Durante o ensaio criogênico, os componentes da válvula (como haste e mola) são frequentemente danificados, resultando em falha no ensaio, o que representa 8% das falhas nos ensaios. As principais causas são: o material dos componentes não atende aos requisitos de resistência a baixas temperaturas, provocando fratura frágil; a pressão do ensaio excede em mais de 10% a pressão máxima de trabalho admissível da válvula; ou a operação é inadequada, causando impacto nos componentes.

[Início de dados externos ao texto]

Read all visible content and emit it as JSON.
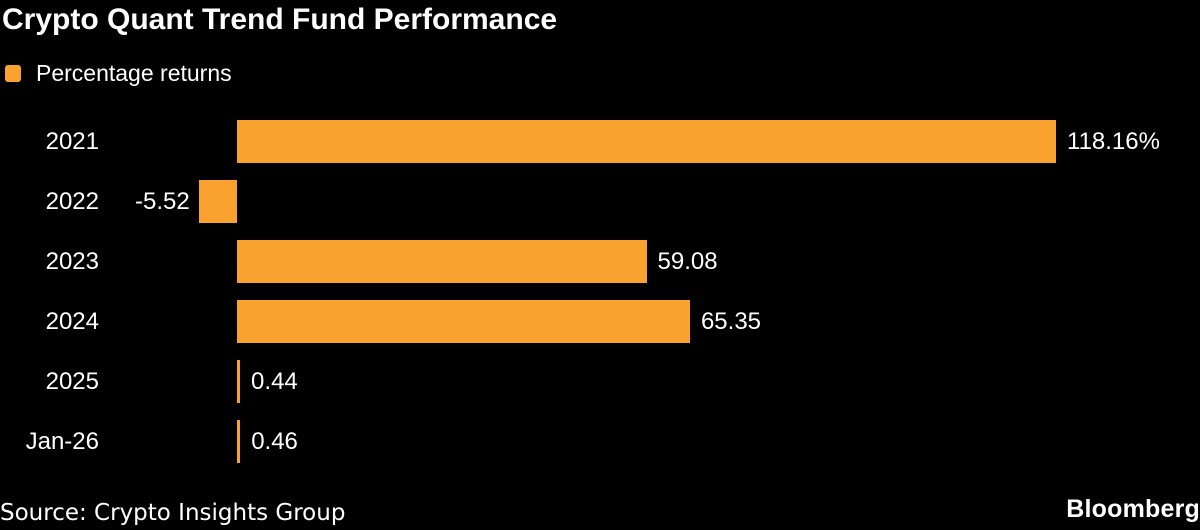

Solução: Selecionar componentes fabricados com materiais resistentes a criotemperaturas (como CF3/CF3M, LC3/LCB) para garantir que possuam tenacidade suficiente em condições de temperaturas ultra-baixas, sendo o valor de tenacidade ao impacto ≥27 J/cm²; controlar rigorosamente a pressão de ensaio para evitar que esta ultrapasse a pressão máxima de trabalho admissível da válvula; operar conforme os procedimentos de ensaio e evitar manobras bruscas que causem impacto nos componentes. Após a melhoria, a taxa de danos aos componentes durante o ensaio pode ser reduzida para ≤1%.

6. Conclusão

No ensaio em meio criogênico de válvulas de baixa temperatura , problemas comuns, como congelamento e travamento da válvula, taxa excessiva de vazamento e controle impreciso de temperatura, ocorrem frequentemente. Esses problemas são causados principalmente por uma preparação inadequada antes do ensaio, equipamentos não qualificados e operações irregulares. Ao adotar soluções correspondentes — como reforçar o tratamento pré-ensaio, calibrar regularmente os equipamentos e padronizar os procedimentos operacionais — podemos evitar eficazmente esses problemas, melhorar a eficiência e a qualidade dos ensaios e garantir a confiabilidade das válvulas de baixa temperatura. A eficiência dos ensaios pode ser aumentada em 40% e o custo dos ensaios pode ser reduzido em 30% após a resolução desses problemas comuns.